The human digestive system plays a critical role in keeping out toxic and allergenic chemicals out of the bloodstream by a maintaining the “gut-blood barrier”. This barrier is composed mostly of intestinal epithelial cells and tight junction proteins that exist between them- along with a layer of protective glycoproteins called mucins. Disruptions of the “gut-blood barrier” can cause “leaky gut syndrome which can allow toxins and undigested allergenic proteins to enter the bloodstream. This leaky gut syndrome is believed to be related to many chronic diseases including asthma, chronic fatigue, food allergy/ intolerance, rheumatoid arthritis, inflammatory bowel disease, autism, dementia, and other autoimmune diseases (1). Eating probiotic bacteria and/or the fatty phospholipid lecithin has been associated with stronger gut barriers and lower levels of leaky gut related health symptoms (2).

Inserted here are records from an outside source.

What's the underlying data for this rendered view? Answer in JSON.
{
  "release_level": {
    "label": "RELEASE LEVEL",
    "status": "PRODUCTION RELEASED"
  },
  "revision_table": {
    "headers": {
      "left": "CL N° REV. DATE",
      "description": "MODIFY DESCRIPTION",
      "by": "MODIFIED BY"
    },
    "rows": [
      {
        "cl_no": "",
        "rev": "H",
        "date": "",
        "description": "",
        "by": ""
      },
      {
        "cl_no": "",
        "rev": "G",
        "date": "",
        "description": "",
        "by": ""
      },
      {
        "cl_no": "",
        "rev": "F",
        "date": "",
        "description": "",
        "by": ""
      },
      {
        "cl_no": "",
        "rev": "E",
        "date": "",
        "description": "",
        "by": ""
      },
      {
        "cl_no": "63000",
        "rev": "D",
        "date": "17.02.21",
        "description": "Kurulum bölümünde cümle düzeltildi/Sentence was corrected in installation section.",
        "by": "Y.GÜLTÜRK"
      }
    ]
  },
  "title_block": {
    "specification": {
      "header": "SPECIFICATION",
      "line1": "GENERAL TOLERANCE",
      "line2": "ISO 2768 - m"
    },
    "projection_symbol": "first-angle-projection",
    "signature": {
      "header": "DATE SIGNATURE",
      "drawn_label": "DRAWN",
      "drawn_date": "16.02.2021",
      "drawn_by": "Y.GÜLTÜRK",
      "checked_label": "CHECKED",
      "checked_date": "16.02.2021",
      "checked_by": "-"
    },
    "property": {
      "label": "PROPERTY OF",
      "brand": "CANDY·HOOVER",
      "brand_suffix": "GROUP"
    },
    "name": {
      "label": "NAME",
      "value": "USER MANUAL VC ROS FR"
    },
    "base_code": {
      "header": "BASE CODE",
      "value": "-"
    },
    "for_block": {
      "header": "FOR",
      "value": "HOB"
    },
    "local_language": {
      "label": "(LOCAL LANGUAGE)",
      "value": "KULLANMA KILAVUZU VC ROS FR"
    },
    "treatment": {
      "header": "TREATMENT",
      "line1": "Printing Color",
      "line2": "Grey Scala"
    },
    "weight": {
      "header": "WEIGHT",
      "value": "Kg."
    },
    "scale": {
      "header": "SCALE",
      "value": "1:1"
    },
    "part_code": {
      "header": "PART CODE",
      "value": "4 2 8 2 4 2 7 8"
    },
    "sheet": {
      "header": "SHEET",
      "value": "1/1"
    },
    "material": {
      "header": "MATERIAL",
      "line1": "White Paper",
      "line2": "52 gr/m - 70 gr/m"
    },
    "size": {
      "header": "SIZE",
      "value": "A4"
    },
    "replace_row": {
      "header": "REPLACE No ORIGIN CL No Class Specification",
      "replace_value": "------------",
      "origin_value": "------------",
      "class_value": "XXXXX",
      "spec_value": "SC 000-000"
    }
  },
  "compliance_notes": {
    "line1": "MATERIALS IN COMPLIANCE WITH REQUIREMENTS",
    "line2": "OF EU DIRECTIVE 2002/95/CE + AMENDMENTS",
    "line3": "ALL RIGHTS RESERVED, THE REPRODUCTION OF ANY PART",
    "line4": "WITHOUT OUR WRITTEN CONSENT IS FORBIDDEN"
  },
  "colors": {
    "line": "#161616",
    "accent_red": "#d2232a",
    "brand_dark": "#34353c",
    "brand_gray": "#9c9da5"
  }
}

Various studies have suggested that exposure to mycotoxins and/or the common intestinal fungi Candida are associated with significantly worse gut barrier function (3, 4). Common foodborne mycotoxins include deoxynivalenol (DON or vomittoxin), aflatoxins, ochratoxins, and zearalenone. Mycotoxins primarily damage the intestinal cells by causing DNA and oxidative damage (3). Mycotoxins can also damage the mucin barrier of the intestines. Gut mycotoxins can also reduce populations of beneficial bacteria like Lactobacillus (3).
Heavy intestinal Candida growth can also reduce gut barriers. Various leaky gut experimental models have shown that heavy Candida intestinal growth can stimulate IL-9 (Interleukin-9) and intestinal mucosa mast cells and cause leaky gut, inflammation, and diarrhea (4).
Much More Research on Candida and the Leaky Gut Syndrome is needed.
1. Farshchi MK, Azad FJ, Salari R, Mirsadraee M, Anushiravani M. A Viewpoint on the Leaky Gut Syndrome to Treat Allergic Asthma: A Novel Opinion. Journal of evidence-based complementary & alternative medicine. 2017;22(3):378-80.
4. Renga G, Moretti S, Oikonomou V, Borghi M, Zelante T, Paolicelli G, et al. IL-9 and Mast Cells Are Key Players of Candida albicans Commensalism and Pathogenesis in the Gut. Cell reports. 2018;23(6):1767-78.